Janmashtami – The Festival of Zeal and Enthusiasm
Janmashtami is one of the famous Hindu festivals celebrated across India. The festival is celebrated with great enthusiasm and excitement. The festival is also known as “Krishnashtami”, “Saatam Aatham”, “Gokulashtami”, “Ashtami Rohini”, “Srikrishna Jayanti”, “Sree Jayanthi” or sometimes merely as “Krishna Janmashtami”. The festival is observed on the eighth day which is called Ashtami (according to Hindu calendar), of the dark half of the month (which is called the Krishna Paksha in Hindi) of Bhadra (a month in Hindu Calendar) month.
Krishna Janmashtami is the birthday of Lord Krishna. Lord Krishna was born on the eighth day, Ashtami tithi, of the dark half or Krishna Paksha of the month of Bhadra. He was the eighth child of Devaki and Vasudeva, who were imprisoned by Devki’s brother Kans. Krishna was immediately moved from the prison by his father Vasudeva to a foster-home to keep him safe and away from Kans.
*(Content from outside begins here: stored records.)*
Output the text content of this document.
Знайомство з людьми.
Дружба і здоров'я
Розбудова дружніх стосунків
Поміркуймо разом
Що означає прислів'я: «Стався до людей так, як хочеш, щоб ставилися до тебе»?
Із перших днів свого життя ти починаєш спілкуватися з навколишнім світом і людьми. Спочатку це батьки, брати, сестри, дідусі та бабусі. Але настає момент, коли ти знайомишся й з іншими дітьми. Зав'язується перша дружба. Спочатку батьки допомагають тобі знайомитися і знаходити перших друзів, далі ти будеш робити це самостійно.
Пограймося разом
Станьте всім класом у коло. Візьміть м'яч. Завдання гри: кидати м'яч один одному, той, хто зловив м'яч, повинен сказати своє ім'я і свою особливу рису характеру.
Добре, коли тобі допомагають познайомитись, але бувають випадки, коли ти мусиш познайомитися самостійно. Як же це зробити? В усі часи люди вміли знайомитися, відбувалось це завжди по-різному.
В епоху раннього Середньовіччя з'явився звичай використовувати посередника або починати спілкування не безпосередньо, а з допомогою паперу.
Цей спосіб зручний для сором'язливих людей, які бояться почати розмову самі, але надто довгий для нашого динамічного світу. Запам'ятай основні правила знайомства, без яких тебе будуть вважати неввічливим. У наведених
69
Janmashtami in Maharashtra :
In Maharashtra, The festival is celebrated as Dahi Handi or Govinda where a Handi (clay pot), filled with butter milk or curd, is positioned at a convenient height prior to the event above the ground and a group of men makes a human pyramid to break the Handi with the help of a blunt object or coconut. The spilled buttermilk or curd over the group symbolizes their achievement and unity. This group of young and enthusiast men calls themselves Govinda. Nowadays it a sort of competition where various teams participate in this process and teams that win gets a lot of prizes. The biggest Dahi-Handi celebrations are seen in Mumbai. The winning teams win lakhs of rupees. Some of the most famous handis are at Dadar, Mazgaon, Lalbaug and some in Thane a neighboring district of Mumbai and Babu Genu, Mandai in Pune.
Cash and gifts are offered for Govinda troops to participate; for over 4000 Handis in Mumbai, 700 Govinda troops compete for the prizes.
Janmashtami in South India:
In South India, the festival is celebrated as Sri Krishnajanmashtami, Janmashtami or Gokulashtami. In Karnataka, some of the elaborate celebrations are seen. These celebrations are done by Madhavas & Vaishnavas (followers of Sri Madhwacharyaru) and Iyengars or the Srivaishnavas, (followers of their guru Ramanujacharya). The idol of Lord Krishna is placed in the decorated Mandap made of wood with a checkered wooden ceiling on which the Bhakshanam (snacks and sweets in Tamil) are suspended along with fruits considered the favorites of Lord Krishna. These sweets and snacks are specially prepared for the festival. The puja starts in the late evening, particularly when the moon rises.
The celebrations start one day before i.e. Saptami by fasting followed by night long vigil signifying the birth of Krishna at night. The deity of the infant Krishna is bathed, placed in a cradle and worshiped. The fast is completed after aarti, a special prayer. In the morning the ladies draws various kinds of rangolis outside the house. The most common patterns are baby’s feet with rice flour paste walking towards the house. It symbolizes the entry of the infant Lord Krishna in his Foster home. At some places, Rass leelas are also organized. Rass leela is actually a dramatic presentation of some episodes from Lord Krishna’s life.